The self-destructive cycle of behaviour that can result from childhood abuse or neglect can look something like this:
ABUSE = denial, fear, anger, etc. = low self-esteem, feelings of insecurity and inadequacy = withdrawal, loner = rejection = sees himself as a failure, a loser, unwanted by others or undesirable = sets himself up as a victim and further abuse, failure or rejection (Note: the symbol = means "leads to")
If you were abused as a child, had alcoholic parents, or came from a family that was neglectful, you may have learned to respond to people in an unhealthy manner. You learned that because others behaviours were not predictable (as alcoholic parents behaviour is not),they were to be feared and not trusted. As a result you do not assert yourself to get your needs met properly. When you don't get your basic needs met in a healthy way, then you feel inferior. If you WEREN'T abused, you may have learned to feel this way for other reasons. Fear, anger, rejection, distrust, low self-esteem, inadequacy, and other such emotions are treatment issues on which you will have to work.
You will find that even though you learned these behaviours in the past, they are all present and operating within you today. Your emotions, feelings, and thoughts directly affect who you are and how you act. Old habits of feeling, thinking, and acting help you to get caught in a cycle of low self-esteem and poor achievement. You will need to correct these old distorted feelings, thoughts, and emotions now so they don't continue to interfere with your new healthy life of the future.

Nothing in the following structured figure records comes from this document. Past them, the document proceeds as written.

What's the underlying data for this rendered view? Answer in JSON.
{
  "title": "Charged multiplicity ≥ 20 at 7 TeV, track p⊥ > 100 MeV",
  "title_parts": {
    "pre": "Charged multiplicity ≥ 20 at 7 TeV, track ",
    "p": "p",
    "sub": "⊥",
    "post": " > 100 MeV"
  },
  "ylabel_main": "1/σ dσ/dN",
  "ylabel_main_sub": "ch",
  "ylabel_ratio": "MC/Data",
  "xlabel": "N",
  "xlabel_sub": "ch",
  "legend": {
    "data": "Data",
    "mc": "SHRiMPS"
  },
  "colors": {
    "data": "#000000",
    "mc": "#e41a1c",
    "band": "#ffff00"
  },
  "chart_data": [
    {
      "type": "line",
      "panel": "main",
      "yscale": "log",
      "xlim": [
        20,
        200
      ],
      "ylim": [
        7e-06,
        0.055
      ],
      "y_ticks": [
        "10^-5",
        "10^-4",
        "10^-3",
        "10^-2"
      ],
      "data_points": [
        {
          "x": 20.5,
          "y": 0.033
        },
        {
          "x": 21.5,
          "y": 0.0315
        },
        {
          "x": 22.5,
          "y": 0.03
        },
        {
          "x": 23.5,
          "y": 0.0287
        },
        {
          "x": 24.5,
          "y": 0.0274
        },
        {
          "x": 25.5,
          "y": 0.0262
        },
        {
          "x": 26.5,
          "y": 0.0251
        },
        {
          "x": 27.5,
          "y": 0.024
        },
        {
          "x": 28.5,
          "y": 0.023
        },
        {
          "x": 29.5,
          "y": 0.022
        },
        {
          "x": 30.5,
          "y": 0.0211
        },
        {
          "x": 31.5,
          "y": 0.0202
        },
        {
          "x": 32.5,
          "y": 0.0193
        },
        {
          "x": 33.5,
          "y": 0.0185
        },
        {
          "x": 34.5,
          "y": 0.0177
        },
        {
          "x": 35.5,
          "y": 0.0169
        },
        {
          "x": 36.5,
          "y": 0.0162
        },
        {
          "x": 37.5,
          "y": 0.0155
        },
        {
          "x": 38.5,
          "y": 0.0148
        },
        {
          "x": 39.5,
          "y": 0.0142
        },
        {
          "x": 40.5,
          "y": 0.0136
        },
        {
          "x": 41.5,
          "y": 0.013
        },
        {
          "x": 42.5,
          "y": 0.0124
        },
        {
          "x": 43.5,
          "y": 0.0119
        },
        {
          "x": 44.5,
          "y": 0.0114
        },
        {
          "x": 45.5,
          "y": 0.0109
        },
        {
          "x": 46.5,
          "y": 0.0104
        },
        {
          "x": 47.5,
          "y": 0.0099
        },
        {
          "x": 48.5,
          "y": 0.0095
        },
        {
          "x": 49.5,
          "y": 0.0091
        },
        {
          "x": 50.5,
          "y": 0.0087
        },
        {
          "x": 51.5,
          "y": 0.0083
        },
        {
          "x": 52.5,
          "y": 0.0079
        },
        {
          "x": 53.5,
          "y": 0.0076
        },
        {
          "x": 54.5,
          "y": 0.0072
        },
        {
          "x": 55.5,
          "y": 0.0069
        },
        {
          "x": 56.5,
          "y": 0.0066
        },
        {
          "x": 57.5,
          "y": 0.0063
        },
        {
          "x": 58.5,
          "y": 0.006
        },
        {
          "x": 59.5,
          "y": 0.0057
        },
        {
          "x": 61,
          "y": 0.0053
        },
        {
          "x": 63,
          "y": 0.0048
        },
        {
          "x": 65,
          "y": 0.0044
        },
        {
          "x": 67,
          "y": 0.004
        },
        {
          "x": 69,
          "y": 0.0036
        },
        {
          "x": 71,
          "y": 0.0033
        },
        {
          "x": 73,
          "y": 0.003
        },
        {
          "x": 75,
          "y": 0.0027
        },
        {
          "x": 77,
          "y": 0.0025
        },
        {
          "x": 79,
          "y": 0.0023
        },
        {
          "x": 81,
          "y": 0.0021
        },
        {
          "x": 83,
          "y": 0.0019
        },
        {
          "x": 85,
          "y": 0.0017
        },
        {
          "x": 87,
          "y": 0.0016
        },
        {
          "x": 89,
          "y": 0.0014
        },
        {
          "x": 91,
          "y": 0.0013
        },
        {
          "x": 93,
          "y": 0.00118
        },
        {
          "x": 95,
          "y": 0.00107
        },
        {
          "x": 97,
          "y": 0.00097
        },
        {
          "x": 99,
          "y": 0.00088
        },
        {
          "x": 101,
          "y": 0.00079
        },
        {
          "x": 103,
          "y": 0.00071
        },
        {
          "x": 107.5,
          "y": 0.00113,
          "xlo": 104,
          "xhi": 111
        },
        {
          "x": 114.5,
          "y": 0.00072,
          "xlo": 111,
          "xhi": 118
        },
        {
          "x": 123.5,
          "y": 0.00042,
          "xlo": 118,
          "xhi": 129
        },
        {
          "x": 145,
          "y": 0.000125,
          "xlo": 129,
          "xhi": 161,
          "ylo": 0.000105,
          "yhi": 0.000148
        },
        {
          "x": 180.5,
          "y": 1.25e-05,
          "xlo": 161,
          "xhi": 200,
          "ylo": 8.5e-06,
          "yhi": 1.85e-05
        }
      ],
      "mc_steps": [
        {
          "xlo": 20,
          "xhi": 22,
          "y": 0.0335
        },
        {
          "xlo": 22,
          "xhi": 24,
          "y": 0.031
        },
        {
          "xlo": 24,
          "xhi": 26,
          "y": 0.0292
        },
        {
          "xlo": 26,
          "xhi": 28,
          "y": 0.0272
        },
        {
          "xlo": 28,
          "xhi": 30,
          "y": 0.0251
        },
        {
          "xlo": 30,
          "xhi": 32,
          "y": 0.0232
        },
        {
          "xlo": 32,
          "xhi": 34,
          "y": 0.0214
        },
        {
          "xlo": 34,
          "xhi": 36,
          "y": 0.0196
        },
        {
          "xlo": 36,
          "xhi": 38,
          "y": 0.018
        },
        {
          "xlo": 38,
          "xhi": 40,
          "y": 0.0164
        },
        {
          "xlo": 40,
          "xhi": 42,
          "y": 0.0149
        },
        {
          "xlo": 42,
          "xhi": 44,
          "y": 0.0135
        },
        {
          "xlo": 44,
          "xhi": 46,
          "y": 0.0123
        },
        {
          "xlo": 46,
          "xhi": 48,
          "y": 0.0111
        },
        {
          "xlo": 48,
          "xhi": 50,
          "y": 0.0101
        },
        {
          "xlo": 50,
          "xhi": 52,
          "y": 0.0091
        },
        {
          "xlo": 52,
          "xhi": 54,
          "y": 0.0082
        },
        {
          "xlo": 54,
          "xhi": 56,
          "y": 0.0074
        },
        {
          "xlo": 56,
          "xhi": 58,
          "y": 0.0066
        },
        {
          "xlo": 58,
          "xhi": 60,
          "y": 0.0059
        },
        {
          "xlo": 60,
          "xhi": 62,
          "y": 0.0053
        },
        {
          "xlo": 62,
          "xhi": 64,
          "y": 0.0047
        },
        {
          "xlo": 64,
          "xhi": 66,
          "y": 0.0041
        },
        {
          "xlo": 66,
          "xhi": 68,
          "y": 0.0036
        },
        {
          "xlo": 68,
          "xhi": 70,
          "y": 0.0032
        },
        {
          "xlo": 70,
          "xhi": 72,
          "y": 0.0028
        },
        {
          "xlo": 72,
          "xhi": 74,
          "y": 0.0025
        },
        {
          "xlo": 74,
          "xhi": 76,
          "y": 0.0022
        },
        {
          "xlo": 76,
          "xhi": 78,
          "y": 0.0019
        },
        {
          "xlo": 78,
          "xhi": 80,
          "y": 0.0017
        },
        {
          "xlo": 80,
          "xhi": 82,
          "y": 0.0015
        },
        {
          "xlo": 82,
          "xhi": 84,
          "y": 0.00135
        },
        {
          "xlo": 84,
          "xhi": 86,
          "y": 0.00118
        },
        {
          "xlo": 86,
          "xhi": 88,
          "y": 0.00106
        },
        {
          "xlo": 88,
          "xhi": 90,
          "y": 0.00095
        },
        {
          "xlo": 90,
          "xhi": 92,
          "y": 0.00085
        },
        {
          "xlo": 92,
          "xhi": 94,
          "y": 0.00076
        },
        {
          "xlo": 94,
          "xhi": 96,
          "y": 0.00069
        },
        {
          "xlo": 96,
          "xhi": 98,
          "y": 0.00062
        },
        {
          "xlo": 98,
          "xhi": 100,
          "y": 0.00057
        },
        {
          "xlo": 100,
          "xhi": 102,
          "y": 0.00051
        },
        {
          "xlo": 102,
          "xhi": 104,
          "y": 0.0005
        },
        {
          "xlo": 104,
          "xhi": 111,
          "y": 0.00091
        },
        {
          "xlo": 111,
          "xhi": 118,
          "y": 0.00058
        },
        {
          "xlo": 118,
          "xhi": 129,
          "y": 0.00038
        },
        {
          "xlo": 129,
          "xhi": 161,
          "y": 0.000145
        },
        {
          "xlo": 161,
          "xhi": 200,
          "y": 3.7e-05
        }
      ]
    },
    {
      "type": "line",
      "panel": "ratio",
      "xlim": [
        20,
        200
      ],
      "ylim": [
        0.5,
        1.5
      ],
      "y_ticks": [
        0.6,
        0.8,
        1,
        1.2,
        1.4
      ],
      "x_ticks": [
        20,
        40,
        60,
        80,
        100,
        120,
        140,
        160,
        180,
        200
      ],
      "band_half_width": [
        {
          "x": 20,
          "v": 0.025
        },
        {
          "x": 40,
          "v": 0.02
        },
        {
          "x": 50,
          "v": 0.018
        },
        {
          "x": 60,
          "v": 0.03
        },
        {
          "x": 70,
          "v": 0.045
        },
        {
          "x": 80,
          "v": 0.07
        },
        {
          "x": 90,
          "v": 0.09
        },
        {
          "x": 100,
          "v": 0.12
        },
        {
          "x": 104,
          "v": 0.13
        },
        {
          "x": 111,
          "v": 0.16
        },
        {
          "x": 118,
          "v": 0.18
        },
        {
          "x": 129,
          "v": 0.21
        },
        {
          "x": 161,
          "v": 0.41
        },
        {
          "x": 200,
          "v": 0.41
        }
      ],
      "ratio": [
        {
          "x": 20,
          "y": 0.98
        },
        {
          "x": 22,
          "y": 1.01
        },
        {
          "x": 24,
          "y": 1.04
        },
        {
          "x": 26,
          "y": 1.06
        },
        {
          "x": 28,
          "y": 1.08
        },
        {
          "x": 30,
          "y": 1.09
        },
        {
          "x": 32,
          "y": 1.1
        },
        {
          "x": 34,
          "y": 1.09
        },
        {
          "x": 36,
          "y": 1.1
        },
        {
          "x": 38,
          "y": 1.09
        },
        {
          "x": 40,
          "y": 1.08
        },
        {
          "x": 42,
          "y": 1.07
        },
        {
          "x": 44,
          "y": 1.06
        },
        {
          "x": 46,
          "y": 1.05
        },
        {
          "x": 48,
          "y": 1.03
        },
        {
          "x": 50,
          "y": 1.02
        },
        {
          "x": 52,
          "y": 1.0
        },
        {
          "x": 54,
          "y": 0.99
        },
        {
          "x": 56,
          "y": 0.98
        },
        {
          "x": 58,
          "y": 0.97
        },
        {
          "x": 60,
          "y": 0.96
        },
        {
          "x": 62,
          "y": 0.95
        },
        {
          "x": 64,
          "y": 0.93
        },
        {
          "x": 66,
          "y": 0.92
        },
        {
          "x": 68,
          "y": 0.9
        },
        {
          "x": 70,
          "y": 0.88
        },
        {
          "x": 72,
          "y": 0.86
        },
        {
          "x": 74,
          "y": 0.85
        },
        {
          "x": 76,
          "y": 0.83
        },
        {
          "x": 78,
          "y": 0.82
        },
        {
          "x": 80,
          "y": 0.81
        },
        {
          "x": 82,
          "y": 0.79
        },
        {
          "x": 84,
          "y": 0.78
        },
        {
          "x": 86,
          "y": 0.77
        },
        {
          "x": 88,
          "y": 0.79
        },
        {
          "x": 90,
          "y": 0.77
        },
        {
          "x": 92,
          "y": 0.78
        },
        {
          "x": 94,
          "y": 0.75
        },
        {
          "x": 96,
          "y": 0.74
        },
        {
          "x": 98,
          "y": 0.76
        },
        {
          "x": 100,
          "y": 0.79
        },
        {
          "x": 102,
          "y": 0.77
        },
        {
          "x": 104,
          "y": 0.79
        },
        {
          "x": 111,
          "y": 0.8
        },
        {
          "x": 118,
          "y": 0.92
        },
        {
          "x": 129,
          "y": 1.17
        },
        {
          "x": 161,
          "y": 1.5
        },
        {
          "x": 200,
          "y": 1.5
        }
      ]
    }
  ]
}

Present Behaviour Affects Future Behaviour
There is an old and very true saying - "past behaviour is the best predictor of future behaviour". As much as you may not want to believe it, this is true for you and ALL sex offenders. If you have raped or molested people in the past, the chances of doing it again are very high. History and statistics have proven this to be true, and YOU ARE NO DIFFERENT. There is one way for you to change your future, and that is to change your behaviours and thinking patterns through treatment.
So, as you begin to think about your past and work towards your future, stick with it. Don't let your past control your future. You are powerless over the past. You cannot change the past. You CAN control the future by how you allow yourself to feel, think, and behave NOW.